然後他走到床前,開啟透視眼,仔細地檢查了陶叔的整個腦部,除了皮外傷之外,受傷部位有少許的血跡。
一凡交代陶晶在這裡陪著爸,自己馬上回去熬製中藥藥丸。
陶晶說:"哥,你放心去吧,路上注意安全。"
一凡出了醫院後,寫了一個處方,去中藥店揀到中藥,叫藥店的人將全部中藥打成粉,然後帶著藥粉回到了公司。
丁愛玲正在辦公室辦公,看到一凡急匆匆的樣子,問他的朋友傷得重不重。
一凡說,沒大礙,現在熬製一瓶藥丸等下送過去就沒事了。
一凡將藥粉倒入砂鍋中,再倒入合適的水,開啟燃氣灶,讓藥用大火煮起來,待十五分鐘之後,再將火減小,慢慢地熬,再過了十五分鐘之後,再把火調到最低限度,五分鐘之後,倒起藥液,讓它涼卻,等涼了差不多時,將藥液全部倒入蜂蜜之中,不斷攪拌,等藥液凝固之後,馬上動手製起了藥丸。
搓製藥丸是最費時間的,麥小寧在上班,不然叫她一起就快得多。
搓好藥丸就到了下午五點多,一凡將藥丸裝進玻璃瓶後,又馬不停蹄地趕往莞城醫院。
趕到醫院,乾媽陶嬸也來了,她看到一凡急匆匆的樣子,叫一凡悠著點,現在陶叔沒事了,慢慢來都行。
一凡叫陶晶母女倆先去吃飯,吃過飯後來代自己。
陶嬸說,不如陶晶和一凡先去吃飯,回來的時候帶些回來就行。
兩人聽從媽的安排,一凡帶著陶晶去了醫院外面吃飯。
一凡特意重新炒了兩個菜,用飯盒裝好,然後再裝了兩份飯,帶到病房後稍微熱一下就可以吃。

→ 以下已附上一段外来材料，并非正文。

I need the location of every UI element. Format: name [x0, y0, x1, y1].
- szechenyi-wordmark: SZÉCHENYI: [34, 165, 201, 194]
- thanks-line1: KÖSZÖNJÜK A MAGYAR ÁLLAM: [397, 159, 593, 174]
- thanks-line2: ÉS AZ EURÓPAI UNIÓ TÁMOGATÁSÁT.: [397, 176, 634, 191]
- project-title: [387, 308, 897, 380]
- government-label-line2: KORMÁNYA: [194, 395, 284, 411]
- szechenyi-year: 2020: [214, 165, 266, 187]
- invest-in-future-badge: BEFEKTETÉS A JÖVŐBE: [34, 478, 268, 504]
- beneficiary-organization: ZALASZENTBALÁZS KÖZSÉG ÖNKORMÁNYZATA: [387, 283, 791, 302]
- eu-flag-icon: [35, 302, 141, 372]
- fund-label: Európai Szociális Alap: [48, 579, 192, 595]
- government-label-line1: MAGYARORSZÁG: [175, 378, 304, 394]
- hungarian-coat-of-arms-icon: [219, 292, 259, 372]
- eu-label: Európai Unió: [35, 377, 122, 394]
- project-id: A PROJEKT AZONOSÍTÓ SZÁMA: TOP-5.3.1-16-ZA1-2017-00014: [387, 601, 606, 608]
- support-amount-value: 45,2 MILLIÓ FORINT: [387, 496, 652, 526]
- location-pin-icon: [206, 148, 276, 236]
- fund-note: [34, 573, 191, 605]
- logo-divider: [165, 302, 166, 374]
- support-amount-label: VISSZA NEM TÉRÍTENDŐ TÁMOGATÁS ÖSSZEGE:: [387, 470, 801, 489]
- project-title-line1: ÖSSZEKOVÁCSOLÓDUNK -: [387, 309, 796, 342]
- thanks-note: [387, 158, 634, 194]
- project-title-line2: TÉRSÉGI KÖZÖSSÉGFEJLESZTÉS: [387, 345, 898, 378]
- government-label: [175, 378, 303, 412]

陶嬸一邊吃飯,陶晶喂著她爸吃,一凡坐在旁邊看著一家溫馨的畫面,心裡稍感安慰。
吃完晚飯,藥水也打完了,陶嬸說先給陶身擦擦身子,陶叔傷的是頭部,活動還是相當靈活的,一凡和陶晶覺得自己沒必要留在病房,兩人出到外面去透氣。
兩人八點才回到病房,看到陶叔靠在病床在和陶嬸聊天,走進去也跟著聊了起來,待陶叔飯後休息得差不多,一凡倒了一杯開水,拿出自制的藥丸,扶起陶叔靠在自己身上,將藥丸吃下去。
一凡叫陶叔躺到床上,然後對著他的頭部唸了一段平安護身咒,接著唸了一遍治病咒,然後將他頭上裹著的紗布全部撕開,在他腦部有少許血跡的地方發功,抻指為劍,用真氣將血跡清除,手掌裡的金光持續了有三分多鐘,開啟透視眼看了一遍,確定沒有了血跡之後,然後畫了一道金光治病符,將傷口慢慢的癒合,一凡做完這一切之後,仔細地查看了一番傷口,見到傷口平整,只有少許的紅線,一凡再次畫了一道治病符,將金光沿著傷口的縫針位置一直射入進去,再檢查時,完全看不見傷口。
在一凡給陶叔治療的時候,正逢醫生護士來檢查病房,他們開啟門,看到了一凡治病的整個過程,大氣都不敢喘一聲,待一凡給陶叔治療結束之後,他們才走進了病房。
他們問一凡剛才是用的什麼方法給患者治病,還問一凡剛才那幾道象雷射一樣的東西是什麼?
一凡沒有回答他們的問話,幾個人走到陶叔床前,檢查起來他的傷口,看到陶叔頭部根本就沒有了傷口,就是縫針時剃去的頭髮也長了起來了,特別地驚訝,個個拿起一凡的右手看看,看過之後也沒看到與常人不一樣的地方。
主治醫生再次問起一凡那是叫什麼治療手法。
一凡說:“這是道醫的咒符治病法。”
他們從來沒有聽說過有這種治療方法,問一凡是不是騙他們的,一凡說“千真萬確”。
主治醫生和女護士要和一凡互相留聯絡方式,一凡也毫不保留地把自己的手機號碼報給了他們,他們問一凡叫什麼大名。
一凡說:“張一凡”。
那個女護士聽到“張一凡”三個字,驚奇地問“是不是捨己救人的張一凡?”
一凡沒回她的話,笑了笑看了陶晶一眼。